“I was lucky to have been born in the computer age. Without them, my life would have been miserable and my scientific career impossible.”Professor Stephen Hawkings
Assistive technology offers a growing array of opportunities to make life easier and more inclusive for people with disabilities. A significant feature is embedding disability specific technology into mainstream platforms for the benefit of all users. For example Google building access symbols into Google Maps last year and Apple incorporating what once were ‘disability features’ like zoomtext, predictive text & Siri into standard user interface. The automated door was developed to assist people with disabilities but became so mainstream it’s now standard in building.
“Universal design is design that’s useable by all people, to the greatest extent possible, without the need for adaptation or specialized design.”Ron Mace, 1985
Conversely, the approach in tertiary education to addressing disability barriers has largely remained with the student with disability, needing to source, negotiate and at sometimes fund themselves, the solutions to overcome any barriers. The ANU has committed to a different approach by recognising the importance of embedding universal design principles into policies and procedures, and by developing and adopting the ANU Disability Action Plan 2020-2024 (DAP). The DAP has 5 key focus areas, including “Education Provider of Choice” and adopts a social model of disability which recognises that while an individual may have an impairment, disability is the result of interaction between the impairment and the attitudinal or physical barriers of the institutions around them.
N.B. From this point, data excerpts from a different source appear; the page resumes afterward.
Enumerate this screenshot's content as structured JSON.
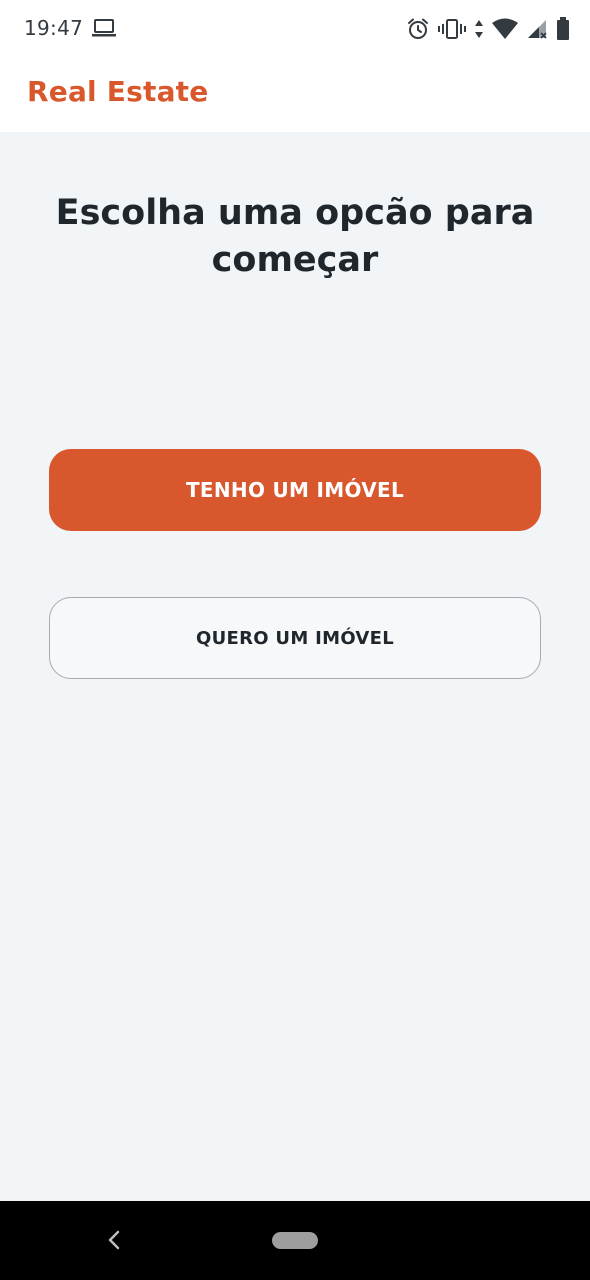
{
  "status_bar": {
    "time": "19:47",
    "icons": [
      "laptop-icon",
      "alarm-icon",
      "vibrate-icon",
      "data-arrows-icon",
      "wifi-icon",
      "signal-icon",
      "battery-icon"
    ]
  },
  "header": {
    "title": "Real Estate"
  },
  "main": {
    "headline": "Escolha uma opcão para começar",
    "primary_button_label": "TENHO UM IMÓVEL",
    "secondary_button_label": "QUERO UM IMÓVEL"
  },
  "nav_bar": {
    "icons": [
      "back-icon",
      "home-pill-icon"
    ]
  },
  "colors": {
    "accent": "#d9572c",
    "background": "#f2f5f8",
    "text": "#1f262c"
  }
}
The ANU is committed to ensuring accessible learning environments with well promoted and resourced supports for our students living with disability.
The use of ASR, in the Echo360 platform is great example of how the ANU is striving to become an educator of choice, by using new technology to move our University closer to achieving a diverse and inclusive teaching and learning environment. “Professor Katie Ellis is the Director of the Centre for Culture & Technology at Curtin University and has been researching how students with disabilities use digital media for more than 10 years. About 5 years ago, she started thinking about accessibility features such as media captions as something for everyone… she reflected that accessibility needs or not, students expected captions. Students are accessing captions on their TV as a regular pattern of behaviour and they feel that if it’s available in entertainment, it should be available for studying and it should be accurate.” (Echo360)
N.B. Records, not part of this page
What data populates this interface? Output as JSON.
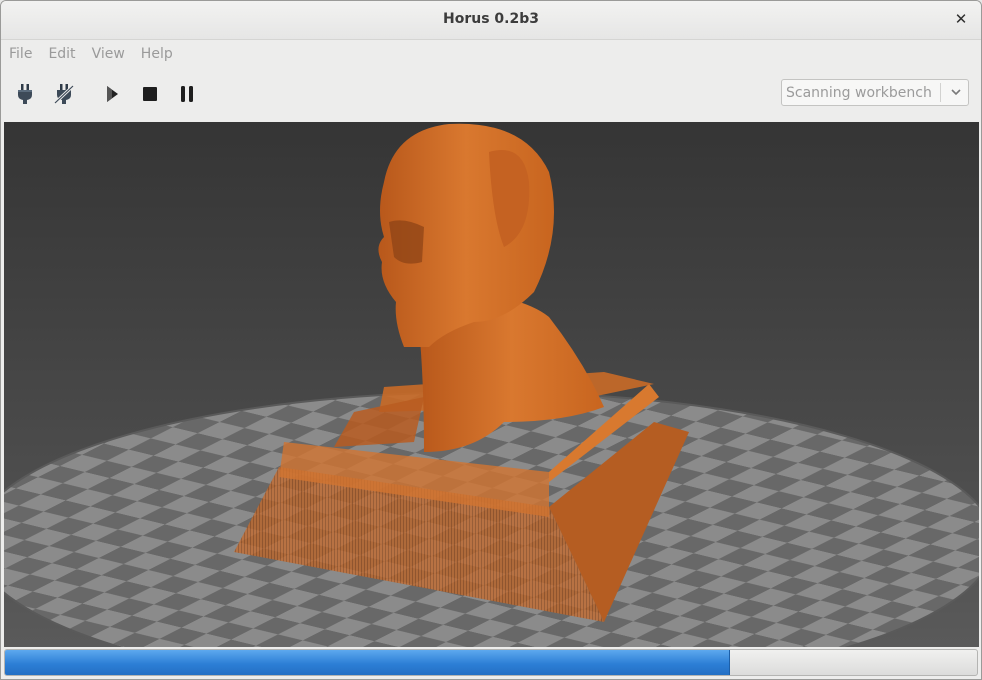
{
  "window": {
    "title": "Horus 0.2b3"
  },
  "menu": {
    "items": [
      "File",
      "Edit",
      "View",
      "Help"
    ]
  },
  "toolbar": {
    "icons": [
      "connect-icon",
      "disconnect-icon",
      "play-icon",
      "stop-icon",
      "pause-icon"
    ],
    "workbench_selected": "Scanning workbench"
  },
  "scene": {
    "model_color": "#d4712a",
    "platform_light": "#8e8e8e",
    "platform_dark": "#6a6a6a",
    "background": "#3c3c3c"
  },
  "progress": {
    "fraction": 0.745,
    "color": "#2d7fd6"
  }
}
Echo360 ASR opens the door for integration with other platforms to allow ‘real time’ transcription services. For students who are Deaf that means they can participate and follow a lecture without having to wait 5 days for a transcript to find out what it was all about. ASR also offers improved access to learning materials which can benefit all students, including those with cognitive and sensory disabilities or even those who do not identify themselves as having a disability.
Some user experiences from Echo360 ASR: “As an instructor, I know that there may be students in class with ADHD, colour-blindness, autism, tinnitus, dyslexia, partial Deafness, low vision and so the list goes on. Some students in my class may have accessibility challenges however more often than not, I don’t know who, and that is intentional.” (Echo360) and “At Swinburne University, a dual sector university, David Yammouni, Learning Technology Designer, Developer and Coordinator, sees potential for the automated transcript even without 100% accuracy. ‘ASR supports students because even if the transcription is not 100% accurate it still provides students with the context and it is quick and easy for either students or instructors to correct technical words,’ said David” (Echo360)
The ANU DAP is an ongoing journey towards equity for all our students, staff and visitors and exploring new technologies is a vital step in achieving it’s objectives.